Tara entrò nella stanza, trovando una donna elegante.
<< accomodati pure. >> le disse la donna, mentre lo sguardo di Tara cadde sulla scritta “ assistente sociale ” sulla scrivania affollata di oggetti.
Tara si accomodò su una delle due poltrone in pelle, davanti alla scrivania.

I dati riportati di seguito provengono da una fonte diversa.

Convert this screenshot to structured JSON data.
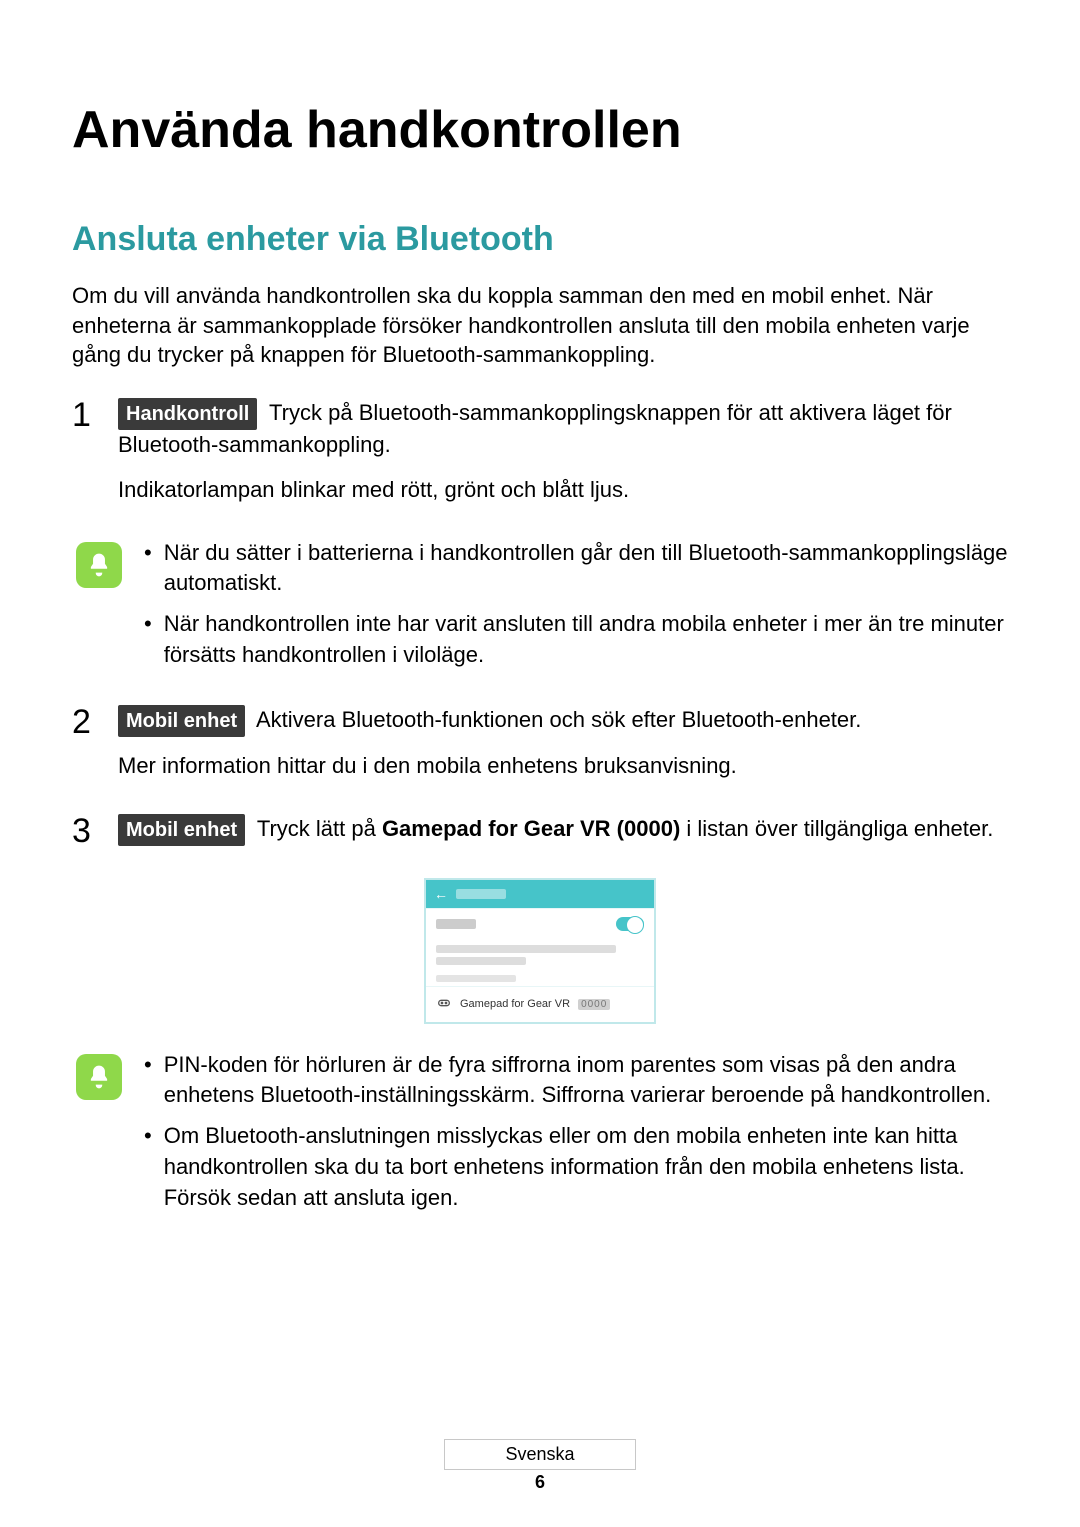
{
  "heading": "Använda handkontrollen",
  "section": "Ansluta enheter via Bluetooth",
  "intro": "Om du vill använda handkontrollen ska du koppla samman den med en mobil enhet. När enheterna är sammankopplade försöker handkontrollen ansluta till den mobila enheten varje gång du trycker på knappen för Bluetooth-sammankoppling.",
  "steps": {
    "s1": {
      "num": "1",
      "badge": "Handkontroll",
      "text_after_badge": " Tryck på Bluetooth-sammankopplingsknappen för att aktivera läget för Bluetooth-sammankoppling.",
      "line2": "Indikatorlampan blinkar med rött, grönt och blått ljus."
    },
    "s2": {
      "num": "2",
      "badge": "Mobil enhet",
      "text_after_badge": " Aktivera Bluetooth-funktionen och sök efter Bluetooth-enheter.",
      "line2": "Mer information hittar du i den mobila enhetens bruksanvisning."
    },
    "s3": {
      "num": "3",
      "badge": "Mobil enhet",
      "text_before_bold": " Tryck lätt på ",
      "bold": "Gamepad for Gear VR (0000)",
      "text_after_bold": " i listan över tillgängliga enheter."
    }
  },
  "note1": {
    "b1": "När du sätter i batterierna i handkontrollen går den till Bluetooth-sammankopplingsläge automatiskt.",
    "b2": "När handkontrollen inte har varit ansluten till andra mobila enheter i mer än tre minuter försätts handkontrollen i viloläge."
  },
  "note2": {
    "b1": "PIN-koden för hörluren är de fyra siffrorna inom parentes som visas på den andra enhetens Bluetooth-inställningsskärm. Siffrorna varierar beroende på handkontrollen.",
    "b2": "Om Bluetooth-anslutningen misslyckas eller om den mobila enheten inte kan hitta handkontrollen ska du ta bort enhetens information från den mobila enhetens lista. Försök sedan att ansluta igen."
  },
  "bt_screen": {
    "device_label": "Gamepad for Gear VR",
    "pin_placeholder": "0000"
  },
  "footer": {
    "lang": "Svenska",
    "page": "6"
  },
  "bullet": "•"
}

La donna si alzò e si mise seduta accanto a lei nell’altra poltrona:
<< salve Tara.  Sono Jessica Onar. Da adesso mi occuperò io di te. >> Jessica la osservò per un istante, passandogli un fazzoletto:
<< Ho bisogno di farti delle domande, non sei costretta a rispondere. >> Tara abbassò lo sguardo, sentendosi nel panico.
<< sai riconoscere il ladro che ieri notte è entrato in casa tua, se ti mostro delle foto? >>
<< non sono riuscita a vedere niente, era buio. >>
<< ok. Hai visto magari che indossava un orecchino, un tatuaggio? >> Tara pensò prima di rispondere, ma non ricordava niente del ladro, oltre il suo respiro nel collo:
<< no. Ora che farò? I miei genitori sono morti, ho sentito gli spari. >> Tara iniziò a tremare solo al ricordo:
<< ho visto che hai dei parenti in polonia, ma sono molto anziani per prendersi cura di te, ma questo non significa che non puoi più avere contatti con loro. Andrai solo in una nuova famiglia. >> le spiegò Jessica.
<< ti troverai bene li, non temere, devi solo cercare di dimenticare quello che ti è accaduto, e lo so che non e facile >> la donna le aveva messo una mano nella spalla.